De acordo com a Divisão de Comunicação, Boemia já teria chegado “nervoso” ao “Janjão”. Ao ser abordado pelo guarda, teria o ofendido. O chefe da GCM, Sérgio Buranelli, disse que, em momento algum, houve revide por parte do servidor. “O paciente chamou ele de ‘negão’ e, mesmo assim, ele não reagiu. Aí o usuário partiu para cima dele e acertou um soco em seu nariz. Agora, será processado”.
O secretário de Governo, Odair Tristão, além do aspecto criminal, não se esqueceu do prejuízo financeiro. Dias teria ficado dez dias afastado do trabalho. “A situação penal será apurada pela Polícia, mas resta ainda a questão referente aos danos à Administração Pública, com os quais o usuário terá de arcar”.

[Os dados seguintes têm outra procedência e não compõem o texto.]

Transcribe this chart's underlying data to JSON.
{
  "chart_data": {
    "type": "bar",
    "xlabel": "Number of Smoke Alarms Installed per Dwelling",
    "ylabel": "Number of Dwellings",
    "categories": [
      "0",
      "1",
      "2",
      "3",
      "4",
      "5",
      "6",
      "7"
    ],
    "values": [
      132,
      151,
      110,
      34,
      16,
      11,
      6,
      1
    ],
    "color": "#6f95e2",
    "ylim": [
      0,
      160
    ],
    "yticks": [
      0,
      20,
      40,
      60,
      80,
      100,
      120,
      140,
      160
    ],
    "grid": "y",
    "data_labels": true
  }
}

A reportagem tentou contato com Cristiano Boemia, mas seu nome não consta da lista telefônica de Franca, a Secretaria de Governo também não tinha o endereço ou o telefone de Boemia.
AGILIDADE CONVENIENTE
Tão logo soube do caso, a Secretaria de Governo determinou a abertura de uma sindicância na Comissão de Auditoria Interna. A firmeza da atitude não costuma se repetir quando a situação é inversa, ou seja, quando há suspeitas de agressões ou mau atendimento por parte dos servidores municipais. No final do ano passado, uma servidora municipal teria desferido uma “canetada” contra uma usuária da UBS (Unidade Básica de Saúde) do Jardim do Aeroporto e o fato só começou a ser investigado cerca três meses depois do ocorrido.